Not all nonprofits are the same, but many U.S. charities fear they will be caught up in the controversy surrounding the IRS’s targeting of some of their nonprofit cousins, applicants for advocacy status.
Charitable nonprofits, those with 501(c)(3) status, worry that investigations now revving up in Washington over allegations the IRS targeted conservative groups for extra scrutiny will further delay applications for tax-exempt status and impede their activities.
Tim Delaney, head of the National Council of Nonprofits, in a statement said he and his colleagues were concerned that the scandal was causing “collateral damage to the work of innocent charitable nonprofits” by lumping together all nonprofits and failing to draw distinctions among different types.
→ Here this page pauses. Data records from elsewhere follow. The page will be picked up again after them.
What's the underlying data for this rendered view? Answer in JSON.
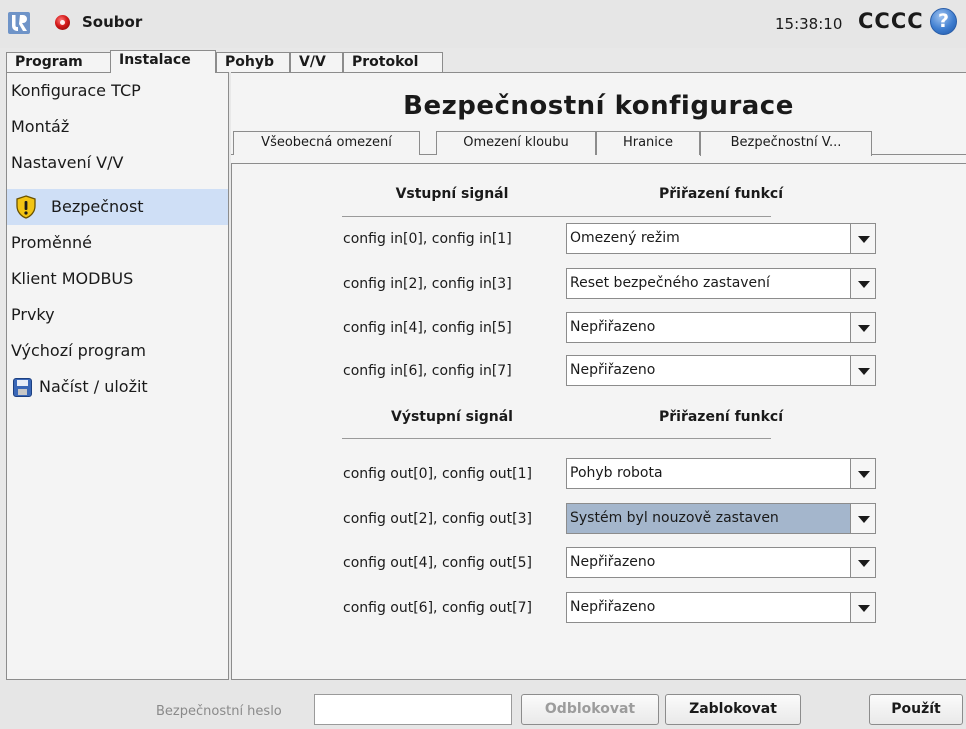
{
  "topbar": {
    "file_menu_label": "Soubor",
    "time": "15:38:10",
    "robot_name": "CCCC",
    "help_symbol": "?",
    "logo_icon": "ur-logo-icon",
    "status_icon": "power-status-red-icon"
  },
  "main_tabs": [
    {
      "label": "Program",
      "active": false
    },
    {
      "label": "Instalace",
      "active": true
    },
    {
      "label": "Pohyb",
      "active": false
    },
    {
      "label": "V/V",
      "active": false
    },
    {
      "label": "Protokol",
      "active": false
    }
  ],
  "sidebar": {
    "items": [
      {
        "label": "Konfigurace TCP",
        "selected": false
      },
      {
        "label": "Montáž",
        "selected": false
      },
      {
        "label": "Nastavení V/V",
        "selected": false
      },
      {
        "label": "Bezpečnost",
        "selected": true,
        "icon": "shield-warning-icon"
      },
      {
        "label": "Proměnné",
        "selected": false
      },
      {
        "label": "Klient MODBUS",
        "selected": false
      },
      {
        "label": "Prvky",
        "selected": false
      },
      {
        "label": "Výchozí program",
        "selected": false
      },
      {
        "label": "Načíst / uložit",
        "selected": false,
        "icon": "floppy-disk-icon"
      }
    ]
  },
  "main": {
    "title": "Bezpečnostní konfigurace",
    "sub_tabs": [
      {
        "label": "Všeobecná omezení",
        "active": false
      },
      {
        "label": "Omezení kloubu",
        "active": false
      },
      {
        "label": "Hranice",
        "active": false
      },
      {
        "label": "Bezpečnostní V...",
        "active": true
      }
    ],
    "inputs": {
      "signal_header": "Vstupní signál",
      "function_header": "Přiřazení funkcí",
      "rows": [
        {
          "signal": "config in[0], config in[1]",
          "function": "Omezený režim"
        },
        {
          "signal": "config in[2], config in[3]",
          "function": "Reset bezpečného zastavení"
        },
        {
          "signal": "config in[4], config in[5]",
          "function": "Nepřiřazeno"
        },
        {
          "signal": "config in[6], config in[7]",
          "function": "Nepřiřazeno"
        }
      ]
    },
    "outputs": {
      "signal_header": "Výstupní signál",
      "function_header": "Přiřazení funkcí",
      "rows": [
        {
          "signal": "config out[0], config out[1]",
          "function": "Pohyb robota"
        },
        {
          "signal": "config out[2], config out[3]",
          "function": "Systém byl nouzově zastaven",
          "highlighted": true
        },
        {
          "signal": "config out[4], config out[5]",
          "function": "Nepřiřazeno"
        },
        {
          "signal": "config out[6], config out[7]",
          "function": "Nepřiřazeno"
        }
      ]
    }
  },
  "bottom": {
    "password_label": "Bezpečnostní heslo",
    "password_value": "",
    "unlock_label": "Odblokovat",
    "lock_label": "Zablokovat",
    "apply_label": "Použít"
  },
  "colors": {
    "selected_item_bg": "#cfdff6",
    "highlighted_dropdown_bg": "#a4b6cc",
    "status_red": "#d41a1a",
    "help_blue": "#3f7ed0",
    "shield_yellow": "#f2c414"
  }
}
He urged policymakers and the news media “to strengthen public respect for, and not exacerbate ignorance of, the laws governing and distinguishing the nonpartisan work of charitable nonprofits in communities across the country.”
The Tax Code exempts 501(c)(3) status “charitable nonprofit” organizations from taxation, but prohibits them from engaging in partisan political electioneering activities. They can conduct “insubstantial” lobbying activities.
Such charitable groups are not the focus of the swirling scandal. That dubious distinction goes to “social welfare” organizations, some of which were reported to have been given special scrutiny by the IRS.
These are tax exempt under the Tax Code’s section 501(c)(4), and are allowed to engage in some political activities: nonpartisan issue and legislative advocacy, lobbying and endorsement of specific legislation. They cannot, however, overtly support or oppose political candidates. Contributions received from businesses or individuals for lobbying or political activity are not tax deductible.
Delaney told The Chronicle of Philanthropy that many thousands of charities seeking tax-exempt status approval may now face delays as investigators on Capitol Hill look into how the IRS handled applications from advocacy groups.
According to The Chronicle, the IRS manages 60,000 applications for tax-exempt status each year. In 2012, only 3,500 applications came from advocacy groups.